I had a thought this morning. Back in the day I used to filter ads at the DNS level by running a caching name server and feeding it a zone file drawn from a list of dodgy ad sites. This list is published with this in mind, but is in the format of an /etc/hosts file. A little tweaking and it serves nicely as zone file usable by BIND.
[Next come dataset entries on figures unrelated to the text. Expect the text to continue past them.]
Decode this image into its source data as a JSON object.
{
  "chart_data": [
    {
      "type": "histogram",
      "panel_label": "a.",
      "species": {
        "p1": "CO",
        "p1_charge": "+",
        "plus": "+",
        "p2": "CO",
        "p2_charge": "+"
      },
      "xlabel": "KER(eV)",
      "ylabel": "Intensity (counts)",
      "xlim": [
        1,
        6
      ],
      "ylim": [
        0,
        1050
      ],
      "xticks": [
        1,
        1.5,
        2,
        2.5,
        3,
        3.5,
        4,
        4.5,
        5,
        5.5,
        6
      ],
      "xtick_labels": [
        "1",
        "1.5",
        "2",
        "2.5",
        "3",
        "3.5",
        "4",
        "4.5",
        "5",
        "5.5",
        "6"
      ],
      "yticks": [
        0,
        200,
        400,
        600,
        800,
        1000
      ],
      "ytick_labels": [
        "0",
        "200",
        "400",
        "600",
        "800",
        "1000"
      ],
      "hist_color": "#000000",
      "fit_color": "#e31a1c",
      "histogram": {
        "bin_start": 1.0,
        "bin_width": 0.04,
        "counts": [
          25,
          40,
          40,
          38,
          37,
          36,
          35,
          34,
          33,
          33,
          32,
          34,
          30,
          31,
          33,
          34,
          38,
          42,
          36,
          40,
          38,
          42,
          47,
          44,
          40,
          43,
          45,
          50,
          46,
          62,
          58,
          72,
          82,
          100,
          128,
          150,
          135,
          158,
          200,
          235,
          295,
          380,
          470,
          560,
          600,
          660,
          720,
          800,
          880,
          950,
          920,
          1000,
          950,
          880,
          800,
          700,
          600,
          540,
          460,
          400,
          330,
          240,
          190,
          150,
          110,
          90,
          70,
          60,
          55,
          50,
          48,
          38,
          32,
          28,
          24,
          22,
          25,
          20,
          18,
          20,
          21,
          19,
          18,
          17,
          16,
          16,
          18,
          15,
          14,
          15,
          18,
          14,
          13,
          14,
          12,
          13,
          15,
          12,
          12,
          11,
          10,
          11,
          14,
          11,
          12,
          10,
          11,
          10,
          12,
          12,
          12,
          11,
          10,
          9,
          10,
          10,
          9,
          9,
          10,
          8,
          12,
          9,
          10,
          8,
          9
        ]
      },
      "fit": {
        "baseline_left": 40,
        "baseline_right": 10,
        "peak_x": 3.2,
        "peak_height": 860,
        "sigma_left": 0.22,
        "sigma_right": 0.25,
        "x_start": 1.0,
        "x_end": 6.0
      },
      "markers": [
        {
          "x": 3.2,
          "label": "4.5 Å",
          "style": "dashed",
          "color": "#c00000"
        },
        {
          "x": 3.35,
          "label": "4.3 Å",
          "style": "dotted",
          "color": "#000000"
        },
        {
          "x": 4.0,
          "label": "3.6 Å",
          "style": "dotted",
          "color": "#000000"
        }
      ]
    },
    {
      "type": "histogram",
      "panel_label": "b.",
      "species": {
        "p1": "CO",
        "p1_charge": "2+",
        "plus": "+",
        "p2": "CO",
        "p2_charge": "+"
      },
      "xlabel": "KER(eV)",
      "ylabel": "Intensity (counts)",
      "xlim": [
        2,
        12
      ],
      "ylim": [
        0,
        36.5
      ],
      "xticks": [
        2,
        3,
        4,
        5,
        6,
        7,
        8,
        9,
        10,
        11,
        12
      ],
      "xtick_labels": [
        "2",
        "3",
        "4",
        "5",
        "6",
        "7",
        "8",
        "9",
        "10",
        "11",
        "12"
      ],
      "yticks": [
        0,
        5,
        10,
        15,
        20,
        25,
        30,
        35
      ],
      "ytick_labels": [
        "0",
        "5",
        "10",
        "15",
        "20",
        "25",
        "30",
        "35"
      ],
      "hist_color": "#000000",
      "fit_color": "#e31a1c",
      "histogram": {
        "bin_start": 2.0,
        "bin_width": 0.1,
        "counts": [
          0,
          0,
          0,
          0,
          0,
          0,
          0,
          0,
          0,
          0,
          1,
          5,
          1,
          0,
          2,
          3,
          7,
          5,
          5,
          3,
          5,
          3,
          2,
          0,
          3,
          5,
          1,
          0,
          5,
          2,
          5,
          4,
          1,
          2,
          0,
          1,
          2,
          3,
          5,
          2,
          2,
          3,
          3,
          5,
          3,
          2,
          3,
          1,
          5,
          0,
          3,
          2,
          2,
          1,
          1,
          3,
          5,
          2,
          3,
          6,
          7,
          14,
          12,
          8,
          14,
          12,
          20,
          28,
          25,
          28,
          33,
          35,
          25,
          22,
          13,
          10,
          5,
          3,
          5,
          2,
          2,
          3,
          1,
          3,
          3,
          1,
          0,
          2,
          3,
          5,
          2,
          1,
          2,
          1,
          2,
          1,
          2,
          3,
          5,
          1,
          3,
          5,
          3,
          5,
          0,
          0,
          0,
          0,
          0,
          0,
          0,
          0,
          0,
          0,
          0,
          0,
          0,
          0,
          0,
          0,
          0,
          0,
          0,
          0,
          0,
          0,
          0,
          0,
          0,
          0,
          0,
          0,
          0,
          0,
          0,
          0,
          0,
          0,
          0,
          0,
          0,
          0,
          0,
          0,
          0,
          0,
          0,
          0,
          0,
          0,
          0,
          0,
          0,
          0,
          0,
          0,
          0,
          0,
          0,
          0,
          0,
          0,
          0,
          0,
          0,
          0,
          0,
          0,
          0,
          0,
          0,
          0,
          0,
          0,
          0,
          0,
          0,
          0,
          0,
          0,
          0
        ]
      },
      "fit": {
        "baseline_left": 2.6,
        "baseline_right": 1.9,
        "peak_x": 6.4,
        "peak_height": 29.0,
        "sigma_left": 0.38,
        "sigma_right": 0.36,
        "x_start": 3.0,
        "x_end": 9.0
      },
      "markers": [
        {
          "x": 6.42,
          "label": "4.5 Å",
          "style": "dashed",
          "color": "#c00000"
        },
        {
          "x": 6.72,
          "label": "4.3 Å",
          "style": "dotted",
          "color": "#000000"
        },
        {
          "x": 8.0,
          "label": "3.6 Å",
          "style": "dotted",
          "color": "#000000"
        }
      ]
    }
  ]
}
Having been thinking about the topic of ISP-level internet filtering a great deal of late, I'd been wondering how to reverse engineer the block lists, and this morning I remembered the existence of this hosts file.. BT censor internet domains by returning an A record pointing to a webserver which redirects to their 'blocked' page, so why not feed the list of hosts contained therein to BT's name servers and grep for responses indicating the site is blocked?
A line of code later...
for i in `grep ^0 hosts.txt | awk '{print $2}'`;
do host -t a $i |grep 213.120.234.1[40][69] > blocked.txt ;
done && awk '{print $1}' blocked.txt | sort -u > blocked-hosts.txt
No error checking, but this is quick n dirty proof of concept... We run this three times, having adjusted the level of filtering between each run. A further addition of a few hundred social networking sites and we have four output files. Diffs against them reveal which hosts are added at each increment in blocking level.
$ wc -l *
1345 blocked-light.hosts.txt
1722 blocked-moderate.hosts.txt
377 blocked-moderate-increment.txt
105 blocked-social-strict.hosts.txt
3096 blocked-strict.hosts.txt
1379 blocked-strict.increment.txt
8024 total
Wow! That's about 3200 domains proven to be blocked, across the varying filter levels... Now, where's that Alexa top million sites list...